Issues of "what is grinding" aside, one obvious solution to "repeating the same content" is to add more content. Now adding content is expensive, and takes time, so how do you work around that? Well, games throughout history have found many ways to get more from their content:
"Palette Swapping"
Same enemy, different skin, different bullets. A technique passed down from the very early ages. Why have just one orange "Hill Orc" when you can have red "Fire Orcs" and blue "Ice Orcs" and green "Forest Orcs"?
Cons: Unless you really vary up the strategies for them, most people will see killing red orcs as largely the same to killing green orcs. So...
Better AI
Grinding is usually considered mindless, so add some mind to your encounters and they won't be grinding. If Fire Orcs behave in a different way from Ice Orcs, then encounters with both will feel fresh. Implementation varies from giving them different attacks to actually giving them different behaviors.
Cons: AI is a lot of work! Plus most MMOs don't have processing to spare on AI. Also...
More Terrain
Vary up the landscape, make encounters that actually use the terrain, then take advantage of that. Orcs in tight hallways should feel different from orcs in wide open fields. Let specialized monsters take advantage of terrain, like Fire Orcs are immune to fire so they can attack from unexpected directions in a firey landscape.
Cons: But all this stuff still requires a lot of content and players will eventually burn through any amount of content you make. WoW does all of these things AND MORE and there's still not enough content to completely eliminate repetition. Which means...
Procedural Content Generation
Will Wright talked heavily about this prior to Spore coming out. Unless you have a 100 person art and design team cranking out quests and assets, its very hard to have a lot of content. The solution is to have a little bit of componentized content and then to mix-and-match the pieces.
Any game with procedural content is a good example for this: Minecraft, Noctis, any roguelike, etc. Look at Nethack: that's a 30 year old game that's still popular. Yeah it gets updates pretty often, but people come back again and again because the randomized, generated content is always fresh.

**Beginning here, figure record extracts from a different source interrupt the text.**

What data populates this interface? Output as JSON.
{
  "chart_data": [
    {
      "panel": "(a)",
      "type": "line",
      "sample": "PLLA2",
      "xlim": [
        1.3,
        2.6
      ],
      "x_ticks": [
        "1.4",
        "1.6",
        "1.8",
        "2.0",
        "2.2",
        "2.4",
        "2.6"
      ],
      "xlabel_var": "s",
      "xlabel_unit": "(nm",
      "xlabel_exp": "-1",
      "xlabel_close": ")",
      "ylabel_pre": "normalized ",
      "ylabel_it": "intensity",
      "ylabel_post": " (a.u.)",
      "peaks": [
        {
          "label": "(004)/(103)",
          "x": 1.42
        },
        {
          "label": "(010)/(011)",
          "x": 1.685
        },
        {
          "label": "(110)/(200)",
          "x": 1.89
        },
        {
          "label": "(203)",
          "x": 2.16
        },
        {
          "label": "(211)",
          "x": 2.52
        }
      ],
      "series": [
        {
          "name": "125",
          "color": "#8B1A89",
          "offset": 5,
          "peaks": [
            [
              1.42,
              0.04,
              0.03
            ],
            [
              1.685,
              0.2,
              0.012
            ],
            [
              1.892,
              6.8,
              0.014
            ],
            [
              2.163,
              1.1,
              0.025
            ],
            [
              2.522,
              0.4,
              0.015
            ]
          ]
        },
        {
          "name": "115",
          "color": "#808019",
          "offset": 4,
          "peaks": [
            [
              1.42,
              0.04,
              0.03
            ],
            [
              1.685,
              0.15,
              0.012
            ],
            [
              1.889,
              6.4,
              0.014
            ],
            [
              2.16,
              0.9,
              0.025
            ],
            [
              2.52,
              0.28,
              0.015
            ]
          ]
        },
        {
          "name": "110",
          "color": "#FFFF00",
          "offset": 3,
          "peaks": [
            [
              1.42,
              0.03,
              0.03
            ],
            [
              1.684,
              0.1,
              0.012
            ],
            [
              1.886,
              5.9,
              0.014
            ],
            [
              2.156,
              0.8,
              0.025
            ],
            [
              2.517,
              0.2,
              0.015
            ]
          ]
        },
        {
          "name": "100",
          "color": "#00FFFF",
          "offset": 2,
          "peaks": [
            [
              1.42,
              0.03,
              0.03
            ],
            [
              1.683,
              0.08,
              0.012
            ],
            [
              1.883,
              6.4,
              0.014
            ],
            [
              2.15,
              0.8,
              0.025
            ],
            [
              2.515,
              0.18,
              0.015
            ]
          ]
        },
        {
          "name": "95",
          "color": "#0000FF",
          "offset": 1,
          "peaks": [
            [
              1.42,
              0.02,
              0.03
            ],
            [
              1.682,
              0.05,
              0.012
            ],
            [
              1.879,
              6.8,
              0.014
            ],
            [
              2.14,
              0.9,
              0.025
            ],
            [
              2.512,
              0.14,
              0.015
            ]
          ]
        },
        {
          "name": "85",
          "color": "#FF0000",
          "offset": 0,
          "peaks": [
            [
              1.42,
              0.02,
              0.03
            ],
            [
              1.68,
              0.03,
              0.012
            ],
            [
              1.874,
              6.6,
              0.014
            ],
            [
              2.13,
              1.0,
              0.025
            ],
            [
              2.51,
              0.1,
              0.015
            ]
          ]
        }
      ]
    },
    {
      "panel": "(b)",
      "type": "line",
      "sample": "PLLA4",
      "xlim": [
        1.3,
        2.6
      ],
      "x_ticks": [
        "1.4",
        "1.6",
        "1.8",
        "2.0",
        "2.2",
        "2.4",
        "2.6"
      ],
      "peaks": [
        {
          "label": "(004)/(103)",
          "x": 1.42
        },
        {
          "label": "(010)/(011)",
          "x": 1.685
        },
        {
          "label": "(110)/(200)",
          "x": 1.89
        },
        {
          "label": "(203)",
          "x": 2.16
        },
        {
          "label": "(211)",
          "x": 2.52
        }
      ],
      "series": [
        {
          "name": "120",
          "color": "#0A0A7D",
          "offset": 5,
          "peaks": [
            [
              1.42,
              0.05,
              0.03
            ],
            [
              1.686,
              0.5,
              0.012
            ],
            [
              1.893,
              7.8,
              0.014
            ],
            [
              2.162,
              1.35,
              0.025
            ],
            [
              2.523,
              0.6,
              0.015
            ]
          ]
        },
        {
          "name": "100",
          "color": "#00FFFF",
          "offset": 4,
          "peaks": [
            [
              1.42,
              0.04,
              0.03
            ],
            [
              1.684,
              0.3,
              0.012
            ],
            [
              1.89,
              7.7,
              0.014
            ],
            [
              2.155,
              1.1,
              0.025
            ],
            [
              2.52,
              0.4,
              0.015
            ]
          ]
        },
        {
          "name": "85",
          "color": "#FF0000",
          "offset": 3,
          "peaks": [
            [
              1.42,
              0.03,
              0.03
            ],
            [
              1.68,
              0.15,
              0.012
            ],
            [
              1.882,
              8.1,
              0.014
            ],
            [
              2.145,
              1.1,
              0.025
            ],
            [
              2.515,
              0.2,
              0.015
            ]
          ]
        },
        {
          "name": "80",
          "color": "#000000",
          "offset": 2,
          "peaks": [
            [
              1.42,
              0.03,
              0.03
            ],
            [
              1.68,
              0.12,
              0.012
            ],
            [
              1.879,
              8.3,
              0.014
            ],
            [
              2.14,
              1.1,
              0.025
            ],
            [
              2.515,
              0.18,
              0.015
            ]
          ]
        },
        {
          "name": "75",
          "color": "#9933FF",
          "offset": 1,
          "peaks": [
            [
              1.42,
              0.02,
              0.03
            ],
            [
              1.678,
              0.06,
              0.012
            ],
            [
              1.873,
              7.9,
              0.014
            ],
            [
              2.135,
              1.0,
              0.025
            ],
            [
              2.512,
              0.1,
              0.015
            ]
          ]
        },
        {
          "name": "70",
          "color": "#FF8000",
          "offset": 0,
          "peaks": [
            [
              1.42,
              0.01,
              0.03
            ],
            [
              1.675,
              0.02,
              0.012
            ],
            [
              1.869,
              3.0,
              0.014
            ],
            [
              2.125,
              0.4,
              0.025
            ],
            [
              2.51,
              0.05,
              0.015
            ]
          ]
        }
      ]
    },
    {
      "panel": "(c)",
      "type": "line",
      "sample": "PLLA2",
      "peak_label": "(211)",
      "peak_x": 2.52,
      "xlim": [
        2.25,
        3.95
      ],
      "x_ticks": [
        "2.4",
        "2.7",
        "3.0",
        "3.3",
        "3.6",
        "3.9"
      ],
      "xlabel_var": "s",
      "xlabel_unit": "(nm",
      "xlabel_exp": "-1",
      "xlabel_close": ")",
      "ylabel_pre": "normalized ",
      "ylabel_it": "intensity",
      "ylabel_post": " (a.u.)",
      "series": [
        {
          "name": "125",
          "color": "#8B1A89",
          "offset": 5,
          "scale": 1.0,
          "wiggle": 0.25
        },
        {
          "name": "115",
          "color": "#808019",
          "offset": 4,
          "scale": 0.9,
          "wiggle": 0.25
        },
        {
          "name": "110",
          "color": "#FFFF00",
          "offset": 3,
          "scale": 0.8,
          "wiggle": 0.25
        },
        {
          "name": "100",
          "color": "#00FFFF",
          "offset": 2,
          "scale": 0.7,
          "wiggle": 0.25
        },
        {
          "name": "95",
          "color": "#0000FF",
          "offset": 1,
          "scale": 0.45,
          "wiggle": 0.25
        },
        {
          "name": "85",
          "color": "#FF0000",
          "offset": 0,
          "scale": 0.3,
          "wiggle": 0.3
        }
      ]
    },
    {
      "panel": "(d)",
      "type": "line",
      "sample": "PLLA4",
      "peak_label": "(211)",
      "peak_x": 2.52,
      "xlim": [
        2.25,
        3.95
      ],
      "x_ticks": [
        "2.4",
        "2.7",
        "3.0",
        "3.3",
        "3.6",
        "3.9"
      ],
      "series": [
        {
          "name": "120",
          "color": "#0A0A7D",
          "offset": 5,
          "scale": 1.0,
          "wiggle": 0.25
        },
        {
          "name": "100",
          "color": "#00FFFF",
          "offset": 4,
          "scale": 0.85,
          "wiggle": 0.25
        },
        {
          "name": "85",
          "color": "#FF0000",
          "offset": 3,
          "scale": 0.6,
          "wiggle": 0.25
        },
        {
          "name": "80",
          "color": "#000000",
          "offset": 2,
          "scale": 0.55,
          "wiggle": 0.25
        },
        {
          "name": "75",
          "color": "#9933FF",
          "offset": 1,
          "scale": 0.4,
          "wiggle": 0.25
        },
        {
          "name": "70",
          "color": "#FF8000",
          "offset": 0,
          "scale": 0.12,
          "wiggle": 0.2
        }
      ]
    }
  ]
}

This is a strategy that plays well with the above too. Nethack has a lot of predefined monsters, but the terrain varies heavily. Different mixes of monsters, in different terrains, require different strategies depending on the player's class, race, and item loadout. The number of permutations means that almost any encounter will be somewhat unique, but still building on everything the player has learned to that point.
Cons:
Ahh, but the downside is that procedural content is HARD to get right, and can easily shift from awesome to boring. Who cares if you have billions of miles of generated terrain to explore, if all of it is empty and boring? Likewise look at Spore: lots and lots of monsters, including thousands generated by players and available as automatic downloads. Lots of varied and interesting worlds. But only about 3 AI routines so no matter how cool a monster looks, they all play exactly the same. Also a very limited selection of powers and abilities. Every game plays out exactly the same, just with different skins.
Procedural Content is only good when:
1) it is constrained to make sense and be playable ("I spawned in a sealed room full of lava?!")
2) it is actually varied enough to be fresh and the player's don't see the illusion that all of it is just new configurations of the same old crap
3) the rest of the game is built to support and reinforce the value you gain through procedural content generation. Your game has to build on top of the PCG assets, not just rely on PCG to provide gameplay.